Effective Modern C++, Item 26: Avoid overloading on universal references (Scott Meyers)
Reason for above advice is that it overtakes most of the other functions.
class A
{
public:
template< typename T >
A( T&& t ) : b_( std::move( t ) )
{}
private:
B b_;
};
Question : What is the problem with above code.
Answer : ctor of A takes an forward ref. Hence when we pass an l-value, it moves unconditionally (transfer content, take onwership) but it could be used in caller's scope. Hence we should only move if an r-value ref was passed hence we should use std::forward
instead of std::move
.
template< typename T >
class A
{
public:
A( T&& t ) : b_( std::forward<T>( t ) )
{}
private:
B b_;
};
Question: What is problem in above code?
Answer: First ctor does not take forward ref it is r-value ref, So instead of std::forward
we should used std::move
, although forward will do the same but more.
class A
{
public:
template< typename T >
A( T&& t )
: b_( std::forward<T>( t ) )
, c_( std::forward<T>( t ) )
{}
private:
B b_;
C c_;
};
Question: What is problem in above code? Answer : We cannot move from same value twice. what you should instead is below
template< typename T >
A( T&& t )
: b_(t)
, c_( std::forward<T>( t ) )
{}
template< typename... Args >
std::unique_ptr<Widget> create( Args&&... args )
{
auto uptr( std::make_unique<Widget>(
std::forward<Args>(args)... ) );
return std::move( uptr );
}
Question: What is the problem here ?
Answer: It prevents RVO (return value optimisation), when we retunr a move RVO is turned off
instead use it like return std::make_unique<Widget>( std::forward<Args>(args)... );
Now it returns an r-value ref with RVO.
template< typename... Args >
std::unique_ptr<Widget>&& create( Args&&... args )
{
return std::make_unique<Widget>(
std::forward<Args>(args)... );
}
Question: What is the problem here ? Answer : It return a ref to local object.

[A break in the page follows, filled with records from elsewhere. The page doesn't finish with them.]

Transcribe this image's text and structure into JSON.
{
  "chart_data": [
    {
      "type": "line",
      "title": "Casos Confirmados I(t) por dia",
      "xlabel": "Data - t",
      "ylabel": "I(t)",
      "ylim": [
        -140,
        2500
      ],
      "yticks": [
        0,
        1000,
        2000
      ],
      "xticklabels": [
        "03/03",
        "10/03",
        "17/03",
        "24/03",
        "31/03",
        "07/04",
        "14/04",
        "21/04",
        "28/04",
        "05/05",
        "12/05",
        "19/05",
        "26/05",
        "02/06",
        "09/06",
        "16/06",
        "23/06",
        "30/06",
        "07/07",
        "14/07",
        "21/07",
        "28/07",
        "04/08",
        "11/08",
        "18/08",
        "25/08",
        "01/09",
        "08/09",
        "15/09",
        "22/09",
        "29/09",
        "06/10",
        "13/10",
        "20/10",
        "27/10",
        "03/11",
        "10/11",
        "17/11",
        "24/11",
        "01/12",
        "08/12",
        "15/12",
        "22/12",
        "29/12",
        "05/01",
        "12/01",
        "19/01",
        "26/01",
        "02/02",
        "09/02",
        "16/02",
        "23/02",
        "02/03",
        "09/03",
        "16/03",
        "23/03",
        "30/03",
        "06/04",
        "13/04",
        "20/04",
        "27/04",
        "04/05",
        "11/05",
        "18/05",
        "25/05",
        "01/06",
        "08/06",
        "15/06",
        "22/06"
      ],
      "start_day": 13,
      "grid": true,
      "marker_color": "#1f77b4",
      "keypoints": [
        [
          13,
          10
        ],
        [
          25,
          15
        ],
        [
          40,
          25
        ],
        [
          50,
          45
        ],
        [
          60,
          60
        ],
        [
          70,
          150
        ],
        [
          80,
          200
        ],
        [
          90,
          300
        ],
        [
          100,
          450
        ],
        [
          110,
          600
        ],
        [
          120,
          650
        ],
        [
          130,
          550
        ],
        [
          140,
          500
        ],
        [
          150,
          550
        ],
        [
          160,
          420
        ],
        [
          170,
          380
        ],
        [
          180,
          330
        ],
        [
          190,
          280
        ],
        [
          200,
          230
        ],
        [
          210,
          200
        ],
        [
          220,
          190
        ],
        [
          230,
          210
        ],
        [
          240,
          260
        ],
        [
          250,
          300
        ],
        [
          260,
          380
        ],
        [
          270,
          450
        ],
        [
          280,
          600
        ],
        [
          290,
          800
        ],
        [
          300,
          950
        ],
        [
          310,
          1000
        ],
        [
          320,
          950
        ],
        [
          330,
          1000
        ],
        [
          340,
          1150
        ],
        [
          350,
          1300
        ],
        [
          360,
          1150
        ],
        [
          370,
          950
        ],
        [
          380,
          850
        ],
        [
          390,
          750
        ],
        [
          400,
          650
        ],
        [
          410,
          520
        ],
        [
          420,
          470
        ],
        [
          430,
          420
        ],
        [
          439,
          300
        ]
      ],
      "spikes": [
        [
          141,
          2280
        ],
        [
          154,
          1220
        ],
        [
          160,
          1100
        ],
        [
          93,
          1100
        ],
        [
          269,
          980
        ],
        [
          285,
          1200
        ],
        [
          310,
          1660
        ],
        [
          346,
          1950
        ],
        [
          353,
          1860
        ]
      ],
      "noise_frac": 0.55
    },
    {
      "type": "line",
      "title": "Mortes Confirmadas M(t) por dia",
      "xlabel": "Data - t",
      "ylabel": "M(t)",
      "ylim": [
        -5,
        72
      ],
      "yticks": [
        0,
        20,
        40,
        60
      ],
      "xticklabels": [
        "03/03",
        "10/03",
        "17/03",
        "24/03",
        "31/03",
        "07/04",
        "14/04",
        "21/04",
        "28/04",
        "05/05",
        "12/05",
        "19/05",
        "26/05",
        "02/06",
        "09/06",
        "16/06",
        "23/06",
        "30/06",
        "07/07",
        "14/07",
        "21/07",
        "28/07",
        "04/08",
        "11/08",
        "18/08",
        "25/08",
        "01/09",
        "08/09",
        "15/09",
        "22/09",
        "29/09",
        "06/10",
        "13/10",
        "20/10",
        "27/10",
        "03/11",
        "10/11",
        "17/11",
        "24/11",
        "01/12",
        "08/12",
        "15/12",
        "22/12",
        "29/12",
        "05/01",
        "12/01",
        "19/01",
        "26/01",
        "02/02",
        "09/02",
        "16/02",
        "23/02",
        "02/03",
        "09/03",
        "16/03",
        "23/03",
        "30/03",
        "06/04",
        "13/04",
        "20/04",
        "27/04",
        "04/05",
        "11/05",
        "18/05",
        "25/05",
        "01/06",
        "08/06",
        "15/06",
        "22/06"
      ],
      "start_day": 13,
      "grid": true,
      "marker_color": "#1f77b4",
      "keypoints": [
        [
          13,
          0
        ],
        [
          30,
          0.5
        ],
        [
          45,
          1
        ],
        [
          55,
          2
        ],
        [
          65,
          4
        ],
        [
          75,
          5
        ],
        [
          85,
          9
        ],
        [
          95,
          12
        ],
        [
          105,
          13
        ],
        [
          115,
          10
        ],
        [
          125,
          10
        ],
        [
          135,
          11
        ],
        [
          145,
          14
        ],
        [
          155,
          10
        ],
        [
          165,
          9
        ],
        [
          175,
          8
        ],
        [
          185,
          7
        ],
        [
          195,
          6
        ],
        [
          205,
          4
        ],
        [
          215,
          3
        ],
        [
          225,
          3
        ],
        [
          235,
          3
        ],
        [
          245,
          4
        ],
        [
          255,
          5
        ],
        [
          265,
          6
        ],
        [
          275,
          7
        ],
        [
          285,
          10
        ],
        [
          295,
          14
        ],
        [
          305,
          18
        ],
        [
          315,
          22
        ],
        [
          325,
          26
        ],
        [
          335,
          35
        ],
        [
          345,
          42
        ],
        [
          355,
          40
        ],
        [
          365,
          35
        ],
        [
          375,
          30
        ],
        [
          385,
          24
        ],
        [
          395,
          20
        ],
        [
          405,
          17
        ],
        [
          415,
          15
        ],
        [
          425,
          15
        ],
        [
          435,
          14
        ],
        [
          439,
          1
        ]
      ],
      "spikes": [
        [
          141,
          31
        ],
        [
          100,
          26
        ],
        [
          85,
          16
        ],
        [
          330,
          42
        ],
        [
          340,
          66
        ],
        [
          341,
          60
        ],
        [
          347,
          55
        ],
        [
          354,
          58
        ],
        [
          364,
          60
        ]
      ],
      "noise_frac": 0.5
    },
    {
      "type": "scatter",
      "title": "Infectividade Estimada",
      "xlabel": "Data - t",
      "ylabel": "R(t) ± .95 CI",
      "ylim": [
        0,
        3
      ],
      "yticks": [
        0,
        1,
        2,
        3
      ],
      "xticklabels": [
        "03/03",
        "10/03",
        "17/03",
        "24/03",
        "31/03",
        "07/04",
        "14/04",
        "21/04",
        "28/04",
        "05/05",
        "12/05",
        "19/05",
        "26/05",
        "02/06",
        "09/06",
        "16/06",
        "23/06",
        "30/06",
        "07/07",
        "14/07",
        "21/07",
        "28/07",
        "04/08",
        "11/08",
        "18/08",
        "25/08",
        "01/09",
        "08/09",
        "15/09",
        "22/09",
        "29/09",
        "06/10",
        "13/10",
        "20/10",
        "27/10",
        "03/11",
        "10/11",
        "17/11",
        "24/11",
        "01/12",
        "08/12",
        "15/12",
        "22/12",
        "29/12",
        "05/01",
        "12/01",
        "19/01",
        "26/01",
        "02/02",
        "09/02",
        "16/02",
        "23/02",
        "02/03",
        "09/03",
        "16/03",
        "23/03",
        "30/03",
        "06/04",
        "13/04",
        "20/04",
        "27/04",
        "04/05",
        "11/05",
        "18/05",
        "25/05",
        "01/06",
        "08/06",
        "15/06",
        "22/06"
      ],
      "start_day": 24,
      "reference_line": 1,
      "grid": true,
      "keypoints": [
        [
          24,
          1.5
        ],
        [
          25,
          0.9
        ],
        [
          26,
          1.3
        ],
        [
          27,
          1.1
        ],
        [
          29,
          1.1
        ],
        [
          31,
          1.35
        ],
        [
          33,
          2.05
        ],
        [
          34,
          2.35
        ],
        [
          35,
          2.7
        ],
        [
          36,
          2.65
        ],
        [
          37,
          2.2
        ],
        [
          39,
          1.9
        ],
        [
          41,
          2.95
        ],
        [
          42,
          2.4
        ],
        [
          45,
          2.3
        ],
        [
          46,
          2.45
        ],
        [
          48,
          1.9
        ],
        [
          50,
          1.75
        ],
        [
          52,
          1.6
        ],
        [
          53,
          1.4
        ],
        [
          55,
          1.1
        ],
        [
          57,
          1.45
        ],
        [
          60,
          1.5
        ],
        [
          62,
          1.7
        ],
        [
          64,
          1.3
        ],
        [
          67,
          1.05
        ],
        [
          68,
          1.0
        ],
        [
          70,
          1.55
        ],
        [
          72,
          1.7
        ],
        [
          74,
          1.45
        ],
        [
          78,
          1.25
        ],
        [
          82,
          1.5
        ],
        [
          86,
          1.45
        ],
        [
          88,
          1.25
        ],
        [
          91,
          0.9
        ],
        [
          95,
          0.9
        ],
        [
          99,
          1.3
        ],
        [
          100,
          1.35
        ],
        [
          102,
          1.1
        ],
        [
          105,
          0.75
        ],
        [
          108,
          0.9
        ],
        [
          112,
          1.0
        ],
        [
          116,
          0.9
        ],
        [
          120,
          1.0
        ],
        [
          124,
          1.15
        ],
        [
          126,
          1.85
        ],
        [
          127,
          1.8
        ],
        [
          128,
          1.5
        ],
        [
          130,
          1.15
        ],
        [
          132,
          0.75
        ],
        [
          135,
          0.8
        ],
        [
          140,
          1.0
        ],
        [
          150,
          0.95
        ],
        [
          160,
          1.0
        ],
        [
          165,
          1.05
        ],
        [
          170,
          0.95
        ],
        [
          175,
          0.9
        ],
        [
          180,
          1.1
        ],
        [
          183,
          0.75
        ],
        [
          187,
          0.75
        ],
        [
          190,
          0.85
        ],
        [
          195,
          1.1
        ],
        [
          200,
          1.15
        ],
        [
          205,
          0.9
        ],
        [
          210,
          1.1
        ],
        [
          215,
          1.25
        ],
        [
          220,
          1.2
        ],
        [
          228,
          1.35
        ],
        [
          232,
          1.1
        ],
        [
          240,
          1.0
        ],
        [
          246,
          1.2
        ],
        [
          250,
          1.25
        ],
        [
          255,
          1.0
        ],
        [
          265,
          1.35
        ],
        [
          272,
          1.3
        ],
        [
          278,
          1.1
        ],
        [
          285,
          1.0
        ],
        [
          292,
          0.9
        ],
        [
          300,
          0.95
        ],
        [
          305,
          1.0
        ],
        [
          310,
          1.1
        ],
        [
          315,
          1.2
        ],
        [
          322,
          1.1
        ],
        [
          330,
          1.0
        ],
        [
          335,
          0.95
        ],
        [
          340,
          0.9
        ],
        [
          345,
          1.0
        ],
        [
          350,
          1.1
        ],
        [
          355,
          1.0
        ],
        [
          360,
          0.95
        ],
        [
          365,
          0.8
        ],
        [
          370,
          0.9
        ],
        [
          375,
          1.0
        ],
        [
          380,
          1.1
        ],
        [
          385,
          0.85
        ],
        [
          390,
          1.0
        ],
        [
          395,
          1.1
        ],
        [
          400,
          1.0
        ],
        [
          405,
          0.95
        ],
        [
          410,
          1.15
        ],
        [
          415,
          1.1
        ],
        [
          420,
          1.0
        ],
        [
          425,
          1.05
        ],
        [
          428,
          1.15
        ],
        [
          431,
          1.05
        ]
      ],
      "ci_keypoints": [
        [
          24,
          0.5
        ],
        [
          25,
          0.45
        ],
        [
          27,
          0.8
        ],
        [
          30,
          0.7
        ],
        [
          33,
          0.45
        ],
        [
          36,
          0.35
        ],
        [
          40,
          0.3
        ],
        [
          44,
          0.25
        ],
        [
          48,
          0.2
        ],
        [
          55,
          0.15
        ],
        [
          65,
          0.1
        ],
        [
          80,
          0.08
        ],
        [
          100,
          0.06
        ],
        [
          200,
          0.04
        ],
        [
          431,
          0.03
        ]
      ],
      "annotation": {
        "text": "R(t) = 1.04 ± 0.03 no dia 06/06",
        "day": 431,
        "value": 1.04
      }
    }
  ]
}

Core Guideline F.45: Don’t return a T&&
template< typename T >
void foo( T&& )
{
if constexpr( std::is_integral_v<T> )
{
// Deal with integral types
}
else
{
// Deal with non-integral types
}
}
Question: What is the problem here ?
Answer : Here T is not a concrete type, deduction will make it widget& or int& hence std::is_integral_v
will always be false. Use below code by removing the ref.
template< typename T >
void foo( T&& )
{
using NoRef = std::remove_reference_t<T>;
if constexpr( std::is_integral_v<NoRef> )
{
// Deal with integral types
}
else
{
// Deal with non-integral types
}
}
ALL DONE :)